Apple CEO Cook offers condolences on passing of former First Lady Barbara Bush

Apple CEO Tim Cook offered condolences on the passing of former First Lady of the United States Barbara Bush.

Mrs. Bush died Tuesday evening at her home in Houston. She was 92.

Mrs. Bush was the wife of George H. W. Bush, the 41st President of the United States, served as the First Lady of the United States from 1989 to 1993, served as the Second Lady of the United States from 1981 to 1989. She was the mother of George W. Bush, the 43rd President, and Jeb Bush, the 43rd Governor of Florida. Mrs. Bush was only the second woman in American history to have a son follow her husband as U.S. President. (Abigail Adams, wife of John Adams and mother of John Quincy Adams, was the first.)

Throughout her life, Barbara Bush showed us all the importance of charity, literacy, and love of country. Our thoughts are with the entire Bush family as they mourn her passing. Rest In Peace. — Apple CEO Tim Cook

The New York Times’ obituary for Mrs. Bush is here.

MacDailyNews Take:

32 Comments

  1. Everybody loved her, and I am saddened to the point of tears. I saw my own mother pass in this way. The same pain of loss and inevitability continues through the generations. Condolences to her beautiful family.

  2. As an Apple gadgets user, I am ashamed of Cook’s issuance of a political condolence to a woman whom he does not know, who never held public office, and the mother of a super bad president, is odd. It also smacks of nepotism. In the US, we don’t stoop to honoring relatives of monarchs.

    So my condolences go to the Iraqi mothers and children whom her son had killed. And also to the US troops that died there unnecessarily.

    Her son never apologized and neither did she for her offspring’s wanton and brazen sins of murder, torture, and mayhem.

    Remember that her son stampeded Congres to pass the dreadful US Patriot Act that in many ways replaces the US Constitution as well as the aweful yearly NDAA that makes mere belligerent US citizens into terrorist suspects.

    However, I think that the Bush crime family used Apple gadgets so that slice of the Deep State is not all bad.

    1. Preposterous. Condolence is not a political act. Barbara Bush deserves respect on her own merits. Despite what you insinuate, misfortune and malfeasance are not transitive. Otherwise, Eve (or Lucy) in the primordial garden of Eden bear the blame for all the world’s ills. Come to think of it, that is exactly the state of affairs for women and has been for uncountable generations. Your evocation of politics is a thin smokescreen for the convenient blame game designed to excuse the sperm donors.

    2. John Dingler, hate monger who speaks ill of the dead.

      Your time will come.

      Never lose sight of the fact that the most important yardstick of your success will be how you treat other people – your family, friends, and coworkers, and even strangers you meet along the way. — Barbara Bush

      1. On March 18, 2003 Mrs. Bush, with a polite apology to Diane, insists that she watches no television during this tense time: “90% of what I hear on television is supposition … why should we hear about body bags, and death, and how many, and what day it’s going to happen … it’s not relevant.”

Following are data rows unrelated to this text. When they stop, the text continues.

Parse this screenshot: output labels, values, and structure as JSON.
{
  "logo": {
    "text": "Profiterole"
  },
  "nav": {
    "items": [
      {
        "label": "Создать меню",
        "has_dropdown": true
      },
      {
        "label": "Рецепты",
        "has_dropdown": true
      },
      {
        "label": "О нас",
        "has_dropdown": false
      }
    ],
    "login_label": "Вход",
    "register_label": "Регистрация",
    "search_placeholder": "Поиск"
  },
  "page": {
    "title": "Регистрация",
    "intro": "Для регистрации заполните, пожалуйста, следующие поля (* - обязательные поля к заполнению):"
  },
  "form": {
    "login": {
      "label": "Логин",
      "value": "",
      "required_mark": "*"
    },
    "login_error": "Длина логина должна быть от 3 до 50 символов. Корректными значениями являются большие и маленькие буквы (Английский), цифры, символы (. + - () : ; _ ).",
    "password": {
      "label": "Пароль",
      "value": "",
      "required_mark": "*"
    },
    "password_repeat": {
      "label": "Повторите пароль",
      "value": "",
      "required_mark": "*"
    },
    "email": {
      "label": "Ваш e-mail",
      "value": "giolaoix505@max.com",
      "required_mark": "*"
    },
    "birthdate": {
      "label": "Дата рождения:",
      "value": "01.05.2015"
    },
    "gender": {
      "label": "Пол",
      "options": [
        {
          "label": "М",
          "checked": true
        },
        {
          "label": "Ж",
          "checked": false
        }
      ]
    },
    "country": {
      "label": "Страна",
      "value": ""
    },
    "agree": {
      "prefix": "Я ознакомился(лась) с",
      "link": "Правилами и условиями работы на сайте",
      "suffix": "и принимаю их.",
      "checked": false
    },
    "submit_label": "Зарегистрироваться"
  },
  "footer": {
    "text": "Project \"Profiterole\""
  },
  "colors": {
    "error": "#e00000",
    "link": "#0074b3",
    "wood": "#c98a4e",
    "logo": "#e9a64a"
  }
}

      2. No, I did not speak ill of the dead; Rather, I spoke facts.

        You are irrationally equating refraining from praising her to speaking ill of her. See your faulty thinking?

        “Your time will come” is a cliche, an obvious statement. It can be likened to “The sun rises in the west and sets in the east.”

        And she never posted an apoligy for her son’s mistreating innocent strangers in Iraq and the strangers that her son and husband killed there.

  3. At least Tim Cook has the decency to say something nice about a public figure whatever their politics. Dehumanizing someone and wishing their death just because they differ from you politically is destroy’s a society’s civic fabric and contributes to intense polarization.

  4. In America the highest title is citizen.

    There is no official position of “First Lady” or First Spouse and should never be. We do not elect spouses- we elect Presidents.

    Not exactly sure why a Company CEO should be tweeting condolences over the passing of a private citizen with no known connection to the company and it’s products.

  5. Please people. The death of a person does not confer decency, virtue, and honor to a corpse.

    From the wise, thoughtful and Apple gadget-using Cindy Sheehan:

    “If someone “hates” the Bush family, or a particular member of same and we aren’t broken up by the death of that person, it’s because of the terrible life that person led, not because we are bad people, but because she was. Get off your high-horses; death does not confer respectability on the corpse if that person’s life was filled with expressions of hate and callousness. I weep not for her, but for the millions who have been killed, or broken by her actions and those of
    her wretched [crime] family. “I’m not about to pretend that I am sad about Barbie Bush dying.

    Until we here in the US stop worshiping these rich, murderous scumbags, then nothing will change. We need to resent them and their stolen wealth, and scream bloody murder if they get their talons near any of our children.

    She was not “quite a lady,” she was a stinking member of the oligarchy who married a murdering asshole and raised some others.

    Then after Katrina, she said the victims were “better off.”

    And, no, BB is not “America’s grandmother.”